C’era un’aria speciale venerdì 5 giugno nella scuola dell’infanzia Quartiere Europa, dell’I.C. Anzio I. Una di quelle che senti già entrando nel cortile, quando i bambini escono emozionati e le famiglie si fermano a guardare, con un sorriso che sa di casa. La manifestazione di fine anno dedicata all’intercultura non è stata solo un evento: è stata un viaggio. Un viaggio vero, fatto di storie, profumi, ricordi e mani che lavorano insieme. Il progetto “The Bridge Between Us” ha preso forma lentamente, giorno dopo giorno, grazie alle mamme che hanno guidato i laboratori curricolari con una cura che sembrava un abbraccio. Le loro mani hanno intrecciato fili, colori, materiali, ma soprattutto relazioni. Hanno portato in classe un pezzo del loro mondo: un oggetto, una ricetta, un canto, un simbolo. E i bambini, con la loro naturalezza disarmante, hanno trasformato tutto in meraviglia. Durante la manifestazione, la scuola si è aperta come un grande atlante vivente.
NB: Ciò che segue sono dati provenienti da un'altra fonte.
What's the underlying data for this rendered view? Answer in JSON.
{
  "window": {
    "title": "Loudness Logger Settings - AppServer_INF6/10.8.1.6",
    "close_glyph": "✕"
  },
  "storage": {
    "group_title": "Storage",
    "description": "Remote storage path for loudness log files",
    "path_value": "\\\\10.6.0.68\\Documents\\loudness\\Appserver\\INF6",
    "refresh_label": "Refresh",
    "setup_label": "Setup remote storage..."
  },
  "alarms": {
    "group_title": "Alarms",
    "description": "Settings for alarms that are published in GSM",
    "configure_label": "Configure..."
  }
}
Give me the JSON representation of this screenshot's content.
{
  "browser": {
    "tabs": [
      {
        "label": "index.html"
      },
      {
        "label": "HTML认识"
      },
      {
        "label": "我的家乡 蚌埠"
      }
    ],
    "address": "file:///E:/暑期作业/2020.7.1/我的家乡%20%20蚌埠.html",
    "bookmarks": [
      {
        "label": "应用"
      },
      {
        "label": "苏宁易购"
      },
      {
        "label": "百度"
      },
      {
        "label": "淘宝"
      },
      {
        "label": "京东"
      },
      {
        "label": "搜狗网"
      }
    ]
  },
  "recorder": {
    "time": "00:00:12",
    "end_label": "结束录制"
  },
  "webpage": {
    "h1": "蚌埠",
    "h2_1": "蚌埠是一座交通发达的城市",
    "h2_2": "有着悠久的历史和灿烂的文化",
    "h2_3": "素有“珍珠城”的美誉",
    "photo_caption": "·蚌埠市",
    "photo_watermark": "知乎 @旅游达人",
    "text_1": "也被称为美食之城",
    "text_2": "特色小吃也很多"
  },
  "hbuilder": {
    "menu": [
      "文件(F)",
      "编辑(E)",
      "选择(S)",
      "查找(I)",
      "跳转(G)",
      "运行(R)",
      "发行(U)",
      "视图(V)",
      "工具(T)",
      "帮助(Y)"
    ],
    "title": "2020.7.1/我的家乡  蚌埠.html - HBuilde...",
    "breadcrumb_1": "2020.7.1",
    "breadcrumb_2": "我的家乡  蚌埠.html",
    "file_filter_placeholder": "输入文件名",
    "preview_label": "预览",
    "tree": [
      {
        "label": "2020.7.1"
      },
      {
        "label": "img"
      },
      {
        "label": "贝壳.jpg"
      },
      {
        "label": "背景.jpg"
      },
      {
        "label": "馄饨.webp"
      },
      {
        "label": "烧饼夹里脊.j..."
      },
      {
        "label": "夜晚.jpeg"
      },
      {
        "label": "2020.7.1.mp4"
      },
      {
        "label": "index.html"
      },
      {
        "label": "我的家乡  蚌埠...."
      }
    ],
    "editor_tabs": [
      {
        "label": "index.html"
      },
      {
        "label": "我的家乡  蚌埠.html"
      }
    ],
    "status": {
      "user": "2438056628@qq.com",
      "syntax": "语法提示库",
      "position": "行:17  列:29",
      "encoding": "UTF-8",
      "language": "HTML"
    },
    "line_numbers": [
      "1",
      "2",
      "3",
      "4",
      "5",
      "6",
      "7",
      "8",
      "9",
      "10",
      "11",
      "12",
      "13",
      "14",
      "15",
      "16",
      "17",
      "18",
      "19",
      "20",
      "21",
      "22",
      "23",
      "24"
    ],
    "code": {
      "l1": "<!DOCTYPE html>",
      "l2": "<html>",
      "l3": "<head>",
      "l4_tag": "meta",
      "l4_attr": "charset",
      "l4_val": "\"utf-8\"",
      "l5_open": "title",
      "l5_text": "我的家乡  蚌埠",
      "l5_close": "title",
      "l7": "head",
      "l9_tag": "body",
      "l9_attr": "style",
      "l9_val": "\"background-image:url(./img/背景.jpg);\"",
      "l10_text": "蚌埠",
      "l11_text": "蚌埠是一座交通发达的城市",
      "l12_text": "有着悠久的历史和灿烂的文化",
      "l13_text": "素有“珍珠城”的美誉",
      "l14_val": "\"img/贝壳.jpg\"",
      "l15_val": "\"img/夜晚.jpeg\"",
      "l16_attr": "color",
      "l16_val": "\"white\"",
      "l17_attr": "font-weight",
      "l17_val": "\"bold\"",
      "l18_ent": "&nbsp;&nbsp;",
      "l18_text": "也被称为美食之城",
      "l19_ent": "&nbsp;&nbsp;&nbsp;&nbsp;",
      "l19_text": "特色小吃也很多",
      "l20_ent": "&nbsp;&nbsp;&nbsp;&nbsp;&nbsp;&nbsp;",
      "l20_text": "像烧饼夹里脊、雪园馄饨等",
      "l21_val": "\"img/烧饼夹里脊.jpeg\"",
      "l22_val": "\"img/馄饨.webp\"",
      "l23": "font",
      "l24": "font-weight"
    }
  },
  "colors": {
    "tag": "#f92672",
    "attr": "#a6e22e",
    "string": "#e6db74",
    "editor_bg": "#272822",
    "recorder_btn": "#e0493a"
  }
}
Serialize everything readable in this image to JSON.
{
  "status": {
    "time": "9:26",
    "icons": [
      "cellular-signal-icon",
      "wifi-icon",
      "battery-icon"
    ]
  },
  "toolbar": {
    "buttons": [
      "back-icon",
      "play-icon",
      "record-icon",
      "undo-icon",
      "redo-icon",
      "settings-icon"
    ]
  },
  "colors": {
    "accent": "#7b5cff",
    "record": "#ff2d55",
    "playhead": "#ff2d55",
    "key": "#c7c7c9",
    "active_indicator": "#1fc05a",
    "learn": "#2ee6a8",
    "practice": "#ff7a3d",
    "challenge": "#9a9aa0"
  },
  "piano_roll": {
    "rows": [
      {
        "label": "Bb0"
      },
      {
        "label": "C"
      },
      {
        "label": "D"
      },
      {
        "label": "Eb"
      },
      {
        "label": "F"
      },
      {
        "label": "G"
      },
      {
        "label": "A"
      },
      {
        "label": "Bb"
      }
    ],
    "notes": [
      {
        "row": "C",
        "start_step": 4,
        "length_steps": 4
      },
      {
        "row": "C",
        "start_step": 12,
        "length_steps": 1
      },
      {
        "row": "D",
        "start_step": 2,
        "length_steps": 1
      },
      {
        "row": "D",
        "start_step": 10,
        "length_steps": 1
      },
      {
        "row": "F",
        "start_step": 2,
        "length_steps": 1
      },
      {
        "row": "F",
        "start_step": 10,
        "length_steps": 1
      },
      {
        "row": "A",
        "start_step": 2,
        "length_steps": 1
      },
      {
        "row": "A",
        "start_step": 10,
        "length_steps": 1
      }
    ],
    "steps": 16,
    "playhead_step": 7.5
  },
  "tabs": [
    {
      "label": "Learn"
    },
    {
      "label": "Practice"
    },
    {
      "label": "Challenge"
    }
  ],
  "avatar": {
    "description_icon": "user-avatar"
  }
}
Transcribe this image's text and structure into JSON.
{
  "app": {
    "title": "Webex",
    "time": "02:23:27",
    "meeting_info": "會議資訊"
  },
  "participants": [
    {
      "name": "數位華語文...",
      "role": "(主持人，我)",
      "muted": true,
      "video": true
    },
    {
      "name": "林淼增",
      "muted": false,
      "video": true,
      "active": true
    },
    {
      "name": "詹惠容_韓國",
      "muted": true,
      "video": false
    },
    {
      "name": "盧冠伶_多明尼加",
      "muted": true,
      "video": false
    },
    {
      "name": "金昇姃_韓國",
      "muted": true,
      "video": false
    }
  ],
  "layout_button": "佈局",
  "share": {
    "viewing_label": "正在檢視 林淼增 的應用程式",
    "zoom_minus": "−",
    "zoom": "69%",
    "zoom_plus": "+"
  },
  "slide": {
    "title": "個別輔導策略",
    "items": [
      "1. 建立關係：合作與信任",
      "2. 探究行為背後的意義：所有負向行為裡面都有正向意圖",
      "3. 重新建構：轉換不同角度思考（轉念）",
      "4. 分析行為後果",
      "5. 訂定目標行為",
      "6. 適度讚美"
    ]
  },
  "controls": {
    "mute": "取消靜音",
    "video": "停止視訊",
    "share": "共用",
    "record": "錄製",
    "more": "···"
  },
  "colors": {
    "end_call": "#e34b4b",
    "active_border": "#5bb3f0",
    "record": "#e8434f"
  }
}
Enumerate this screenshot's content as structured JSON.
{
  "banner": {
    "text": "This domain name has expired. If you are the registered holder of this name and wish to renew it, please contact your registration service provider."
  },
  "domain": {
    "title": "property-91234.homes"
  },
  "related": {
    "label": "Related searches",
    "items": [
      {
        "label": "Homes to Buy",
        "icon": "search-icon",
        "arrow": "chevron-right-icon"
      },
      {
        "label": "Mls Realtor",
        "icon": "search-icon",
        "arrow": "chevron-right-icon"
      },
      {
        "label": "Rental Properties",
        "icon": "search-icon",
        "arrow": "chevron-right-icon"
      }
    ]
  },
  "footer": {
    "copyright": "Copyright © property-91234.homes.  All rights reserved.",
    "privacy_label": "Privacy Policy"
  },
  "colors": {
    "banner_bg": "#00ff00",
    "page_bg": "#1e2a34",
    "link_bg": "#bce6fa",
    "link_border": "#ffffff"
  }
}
Ogni angolo del giardino era un Paese, ogni banco una finestra su un paesaggio lontano. C’erano spezie che profumavano d’Africa, tessuti e intrecci che raccontavano l’Europa dell’Est, disegni che parlavano del Marocco, piccoli manufatti che custodivano la memoria della Tunisia, lanterne che sussurravano storie di draghi cinesi. Ogni stand era una storia, ogni storia un ponte. I visitatori camminavano lentamente, quasi per non perdere nulla: un suono, un colore, una parola nella lingua del cuore. I bambini spiegavano con orgoglio ciò che avevano creato e negli occhi delle famiglie si leggeva la stessa emozione: quella di sentirsi parte di qualcosa di più grande, di più ricco, di più umano. Tutti hanno partecipato, anche le collaboratrici scolastiche. Alla fine della mattinata, mentre le voci si allontanavano, restava una certezza: l’intercultura non è un tema, è un modo di stare insieme. È la consapevolezza che le differenze non dividono, ma illuminano. È un ponte che non si costruisce una volta sola, ma che si attraversa ogni giorno, con passo leggero e cuore aperto.
E quel ponte, grazie a tutti, è diventato un po’ più solido.